Depredador: Tierras salvajes | Review

Dan Trachtenberg revitaliza la saga al convertir al icónico cazador en un héroe vulnerable. La película combina acción brutal con una carga emocional inesperada, centrada en la relación entre Dek, un Predator marginado, y Thia, una androide dañada interpretada por Elle Fanning.
Depredador: Tierras Salvajes (2025)
Puntuación:★★★½
Dirección: Dan Trachtenberg
Reparto: Elle Fanning y Dimitrius Schuster-Koloamatangi
Disponible en cines

En una época en la que las franquicias parecen revivir más por inercia que por inspiración, Depredador: Tierras Salvajes (Predator: Badlands, 2025), dirigida por Dan Trachtenberg, emerge como una excepción que se atreve a respirar vida en una criatura ya mítica del cine de acción. Lo que pudo haber sido otro capítulo reciclado en la saga del cazador alienígena termina siendo un ejercicio de renovación estética y moral, una película que —sin dejar de ser brutal, trepidante y visceral— redefine a su monstruo más icónico desde la empatía y la vulnerabilidad.

Trachtenberg, que ya había revitalizado el universo con Prey (2022), vuelve a demostrar que entiende el pulso narrativo del género: la tensión, el silencio, el cuerpo y la mirada como armas narrativas. Pero esta vez, el director opta por algo más ambicioso: construir una parábola sobre el orgullo, la diferencia y la necesidad del otro en un mundo (o galaxia) que glorifica la violencia como única forma de validación.

La historia sigue a Dek (Dimitrius Schuster-Koloamatangi), un joven Predator marginado de su clan por su debilidad. Su travesía hacia el planeta Genna en busca de una bestia legendaria —el Kalisk— no es solo una cacería, sino un rito de autoconocimiento. En ese desolado territorio, entre montañas neozelandesas convertidas en paisajes extraterrestres por la fotografía de Jeff Cutter, Dek encuentra a Thia (Elle Fanning), una androide mutilada pero curiosamente viva, cuya humanidad se contrapone a la frialdad de su diseño mecánico.
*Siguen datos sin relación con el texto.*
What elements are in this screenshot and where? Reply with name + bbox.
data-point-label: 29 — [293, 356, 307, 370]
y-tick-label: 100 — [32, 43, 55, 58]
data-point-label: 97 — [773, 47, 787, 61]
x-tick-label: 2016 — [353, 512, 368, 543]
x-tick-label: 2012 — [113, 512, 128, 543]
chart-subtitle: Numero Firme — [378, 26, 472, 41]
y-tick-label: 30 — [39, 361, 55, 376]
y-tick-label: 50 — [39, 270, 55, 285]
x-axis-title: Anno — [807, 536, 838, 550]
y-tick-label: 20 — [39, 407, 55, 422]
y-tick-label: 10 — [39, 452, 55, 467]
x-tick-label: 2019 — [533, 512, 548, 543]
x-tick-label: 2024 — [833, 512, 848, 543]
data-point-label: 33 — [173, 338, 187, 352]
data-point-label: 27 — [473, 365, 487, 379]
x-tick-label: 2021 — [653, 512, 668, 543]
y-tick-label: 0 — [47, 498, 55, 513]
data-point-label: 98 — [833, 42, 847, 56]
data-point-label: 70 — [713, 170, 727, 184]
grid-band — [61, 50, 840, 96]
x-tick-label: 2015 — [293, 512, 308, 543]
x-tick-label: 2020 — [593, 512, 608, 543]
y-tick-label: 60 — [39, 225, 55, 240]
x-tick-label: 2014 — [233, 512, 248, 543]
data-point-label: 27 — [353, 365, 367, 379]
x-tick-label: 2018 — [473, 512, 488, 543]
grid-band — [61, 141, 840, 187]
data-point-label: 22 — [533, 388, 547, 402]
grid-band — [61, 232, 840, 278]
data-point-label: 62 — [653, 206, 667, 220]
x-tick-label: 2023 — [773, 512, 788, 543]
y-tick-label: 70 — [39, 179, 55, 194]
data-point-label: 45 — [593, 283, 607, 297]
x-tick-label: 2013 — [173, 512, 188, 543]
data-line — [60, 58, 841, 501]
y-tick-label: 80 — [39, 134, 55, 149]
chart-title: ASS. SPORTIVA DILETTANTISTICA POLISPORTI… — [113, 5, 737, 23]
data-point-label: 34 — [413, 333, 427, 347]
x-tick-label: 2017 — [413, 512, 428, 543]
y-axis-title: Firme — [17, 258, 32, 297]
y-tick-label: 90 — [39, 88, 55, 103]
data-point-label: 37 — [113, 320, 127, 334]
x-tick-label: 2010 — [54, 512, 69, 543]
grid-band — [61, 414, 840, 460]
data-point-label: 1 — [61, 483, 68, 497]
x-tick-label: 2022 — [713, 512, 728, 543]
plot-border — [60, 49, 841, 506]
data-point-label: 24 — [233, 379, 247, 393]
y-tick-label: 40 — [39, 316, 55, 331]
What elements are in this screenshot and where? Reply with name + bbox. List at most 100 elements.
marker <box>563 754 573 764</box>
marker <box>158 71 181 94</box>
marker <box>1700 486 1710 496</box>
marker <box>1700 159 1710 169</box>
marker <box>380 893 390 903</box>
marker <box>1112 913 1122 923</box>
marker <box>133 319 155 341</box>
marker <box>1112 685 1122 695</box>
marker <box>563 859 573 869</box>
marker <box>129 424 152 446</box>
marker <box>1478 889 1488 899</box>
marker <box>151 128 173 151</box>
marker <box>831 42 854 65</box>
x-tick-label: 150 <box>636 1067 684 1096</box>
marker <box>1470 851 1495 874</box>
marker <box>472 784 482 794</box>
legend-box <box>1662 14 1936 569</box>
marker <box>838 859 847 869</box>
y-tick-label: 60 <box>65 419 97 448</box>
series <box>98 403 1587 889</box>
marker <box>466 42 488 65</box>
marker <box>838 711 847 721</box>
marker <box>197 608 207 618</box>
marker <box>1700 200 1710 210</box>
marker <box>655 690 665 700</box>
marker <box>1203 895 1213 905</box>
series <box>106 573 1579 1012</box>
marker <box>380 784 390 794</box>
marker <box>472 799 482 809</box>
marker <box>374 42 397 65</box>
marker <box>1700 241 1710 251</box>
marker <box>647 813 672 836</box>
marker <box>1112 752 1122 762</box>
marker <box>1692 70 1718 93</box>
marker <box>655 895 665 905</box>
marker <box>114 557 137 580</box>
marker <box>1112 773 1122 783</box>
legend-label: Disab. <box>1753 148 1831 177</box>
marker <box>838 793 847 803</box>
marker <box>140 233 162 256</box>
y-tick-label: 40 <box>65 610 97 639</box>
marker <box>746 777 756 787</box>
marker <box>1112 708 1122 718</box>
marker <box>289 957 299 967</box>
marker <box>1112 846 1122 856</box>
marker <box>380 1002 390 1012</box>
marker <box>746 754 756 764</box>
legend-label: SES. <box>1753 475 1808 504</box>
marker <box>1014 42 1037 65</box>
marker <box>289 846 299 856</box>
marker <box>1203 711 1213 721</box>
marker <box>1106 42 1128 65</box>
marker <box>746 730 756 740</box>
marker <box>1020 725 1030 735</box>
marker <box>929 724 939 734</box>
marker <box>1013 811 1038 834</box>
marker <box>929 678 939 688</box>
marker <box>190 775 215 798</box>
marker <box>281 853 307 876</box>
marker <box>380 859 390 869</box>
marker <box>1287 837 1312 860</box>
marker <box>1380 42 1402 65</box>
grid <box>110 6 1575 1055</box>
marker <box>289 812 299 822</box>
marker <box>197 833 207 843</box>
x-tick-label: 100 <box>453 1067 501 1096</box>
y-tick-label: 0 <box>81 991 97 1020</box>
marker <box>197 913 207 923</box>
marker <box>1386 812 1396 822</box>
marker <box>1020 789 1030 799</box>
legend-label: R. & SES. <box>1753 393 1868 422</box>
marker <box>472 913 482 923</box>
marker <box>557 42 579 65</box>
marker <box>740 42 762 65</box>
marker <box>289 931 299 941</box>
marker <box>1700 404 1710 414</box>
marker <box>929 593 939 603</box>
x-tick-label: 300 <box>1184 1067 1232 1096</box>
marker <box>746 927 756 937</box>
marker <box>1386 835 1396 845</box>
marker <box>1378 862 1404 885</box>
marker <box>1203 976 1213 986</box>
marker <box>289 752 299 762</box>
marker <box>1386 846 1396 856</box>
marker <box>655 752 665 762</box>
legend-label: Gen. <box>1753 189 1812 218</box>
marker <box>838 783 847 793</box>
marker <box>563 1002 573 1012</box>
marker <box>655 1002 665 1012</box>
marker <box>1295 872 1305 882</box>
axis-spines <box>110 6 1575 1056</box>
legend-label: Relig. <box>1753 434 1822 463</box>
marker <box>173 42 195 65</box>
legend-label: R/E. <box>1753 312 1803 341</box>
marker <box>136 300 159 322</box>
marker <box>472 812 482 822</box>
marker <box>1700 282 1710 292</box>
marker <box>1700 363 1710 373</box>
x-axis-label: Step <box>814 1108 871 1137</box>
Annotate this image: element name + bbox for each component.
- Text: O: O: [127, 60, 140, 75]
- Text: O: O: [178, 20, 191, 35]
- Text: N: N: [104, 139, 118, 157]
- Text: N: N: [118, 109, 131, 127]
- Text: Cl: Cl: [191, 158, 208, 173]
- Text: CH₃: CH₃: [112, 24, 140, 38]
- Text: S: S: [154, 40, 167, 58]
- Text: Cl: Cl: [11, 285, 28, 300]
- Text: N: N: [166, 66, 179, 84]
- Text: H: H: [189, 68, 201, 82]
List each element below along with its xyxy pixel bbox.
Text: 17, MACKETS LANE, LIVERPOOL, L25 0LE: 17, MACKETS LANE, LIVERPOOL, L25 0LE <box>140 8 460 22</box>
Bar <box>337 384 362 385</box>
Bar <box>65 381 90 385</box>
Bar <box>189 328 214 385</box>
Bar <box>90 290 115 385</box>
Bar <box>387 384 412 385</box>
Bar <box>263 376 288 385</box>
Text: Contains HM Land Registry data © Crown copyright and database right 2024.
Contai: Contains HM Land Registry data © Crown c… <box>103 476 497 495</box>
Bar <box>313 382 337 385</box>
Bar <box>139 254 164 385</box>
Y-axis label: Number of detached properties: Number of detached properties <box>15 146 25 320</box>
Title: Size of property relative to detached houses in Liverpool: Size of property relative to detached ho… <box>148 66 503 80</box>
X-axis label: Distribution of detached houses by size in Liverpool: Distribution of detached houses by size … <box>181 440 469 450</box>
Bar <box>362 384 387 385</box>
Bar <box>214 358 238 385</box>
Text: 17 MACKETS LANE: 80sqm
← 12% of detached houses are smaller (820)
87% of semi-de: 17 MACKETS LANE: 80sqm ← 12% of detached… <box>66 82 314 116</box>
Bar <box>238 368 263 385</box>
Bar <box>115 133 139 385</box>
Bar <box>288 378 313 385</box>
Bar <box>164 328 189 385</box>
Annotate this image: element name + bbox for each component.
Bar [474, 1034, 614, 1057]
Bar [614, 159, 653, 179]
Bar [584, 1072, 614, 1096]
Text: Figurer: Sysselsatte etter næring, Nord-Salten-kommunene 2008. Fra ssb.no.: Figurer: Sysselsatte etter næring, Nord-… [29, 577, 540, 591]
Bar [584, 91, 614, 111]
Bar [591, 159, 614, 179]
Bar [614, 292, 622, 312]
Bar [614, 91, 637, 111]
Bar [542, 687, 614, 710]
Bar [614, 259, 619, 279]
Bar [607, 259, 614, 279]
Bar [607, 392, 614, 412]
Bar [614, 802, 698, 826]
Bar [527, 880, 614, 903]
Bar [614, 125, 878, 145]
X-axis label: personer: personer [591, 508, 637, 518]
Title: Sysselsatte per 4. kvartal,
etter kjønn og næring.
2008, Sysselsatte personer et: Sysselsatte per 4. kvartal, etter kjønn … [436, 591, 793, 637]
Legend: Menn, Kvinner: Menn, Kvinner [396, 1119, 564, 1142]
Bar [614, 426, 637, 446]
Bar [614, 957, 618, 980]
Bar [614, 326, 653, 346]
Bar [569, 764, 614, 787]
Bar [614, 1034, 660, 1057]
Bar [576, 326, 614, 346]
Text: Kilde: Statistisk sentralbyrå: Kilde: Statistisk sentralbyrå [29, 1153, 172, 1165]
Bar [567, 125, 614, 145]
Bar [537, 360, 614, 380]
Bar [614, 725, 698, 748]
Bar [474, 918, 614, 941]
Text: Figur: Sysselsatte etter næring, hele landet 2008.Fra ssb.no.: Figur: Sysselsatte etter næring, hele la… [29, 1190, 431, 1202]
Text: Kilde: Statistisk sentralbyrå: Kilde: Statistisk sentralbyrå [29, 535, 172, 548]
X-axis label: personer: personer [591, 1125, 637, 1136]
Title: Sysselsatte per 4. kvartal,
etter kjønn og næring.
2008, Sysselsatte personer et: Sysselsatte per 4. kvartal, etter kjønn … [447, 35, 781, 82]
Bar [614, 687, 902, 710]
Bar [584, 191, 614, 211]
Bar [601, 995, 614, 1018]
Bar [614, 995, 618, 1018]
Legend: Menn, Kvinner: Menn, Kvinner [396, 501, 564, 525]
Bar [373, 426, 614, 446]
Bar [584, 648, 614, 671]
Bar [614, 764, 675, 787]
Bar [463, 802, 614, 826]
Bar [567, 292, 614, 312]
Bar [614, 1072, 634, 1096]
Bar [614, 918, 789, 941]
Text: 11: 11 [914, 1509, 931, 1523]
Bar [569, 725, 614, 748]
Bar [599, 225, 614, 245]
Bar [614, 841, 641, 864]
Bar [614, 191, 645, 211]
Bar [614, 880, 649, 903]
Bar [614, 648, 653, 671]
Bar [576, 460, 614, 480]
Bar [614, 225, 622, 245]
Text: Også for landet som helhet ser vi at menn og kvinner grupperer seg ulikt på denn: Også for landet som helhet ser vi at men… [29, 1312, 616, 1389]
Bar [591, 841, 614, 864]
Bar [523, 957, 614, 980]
La alianza entre ambos, improbable pero genuina, da forma al corazón emocional de la película. Lo que en cualquier otra entrega de la franquicia habría sido una excusa para más explosiones y mutilaciones, aquí se convierte en un estudio sobre la empatía y el aprendizaje mutuo. Thia y Dek, ambos marginados por su supuesta imperfección, reflejan una ternura inusual dentro de un universo narrativo marcado por la brutalidad. Esa vulnerabilidad compartida convierte a Tierras Salvajes en la entrega más humana de la saga, sin renunciar a la adrenalina ni al espectáculo visual.

Sin embargo, Trachtenberg no se permite caer en sentimentalismos gratuitos. Cada gesto de compasión tiene un costo. Cada silencio se carga de amenaza. La tensión entre la supervivencia y la conexión es palpable, y el director la filma con un equilibrio admirable entre lo introspectivo y lo sensorial. En ese sentido, la banda sonora de Sarah Schachner y Benjamin Wallfisch cumple un papel esencial: sus pulsos electrónicos, llenos de percusión y distorsión, no solo acompañan la acción, sino que acentúan el contraste entre lo orgánico y lo sintético, entre la carne alienígena y el metal sensible.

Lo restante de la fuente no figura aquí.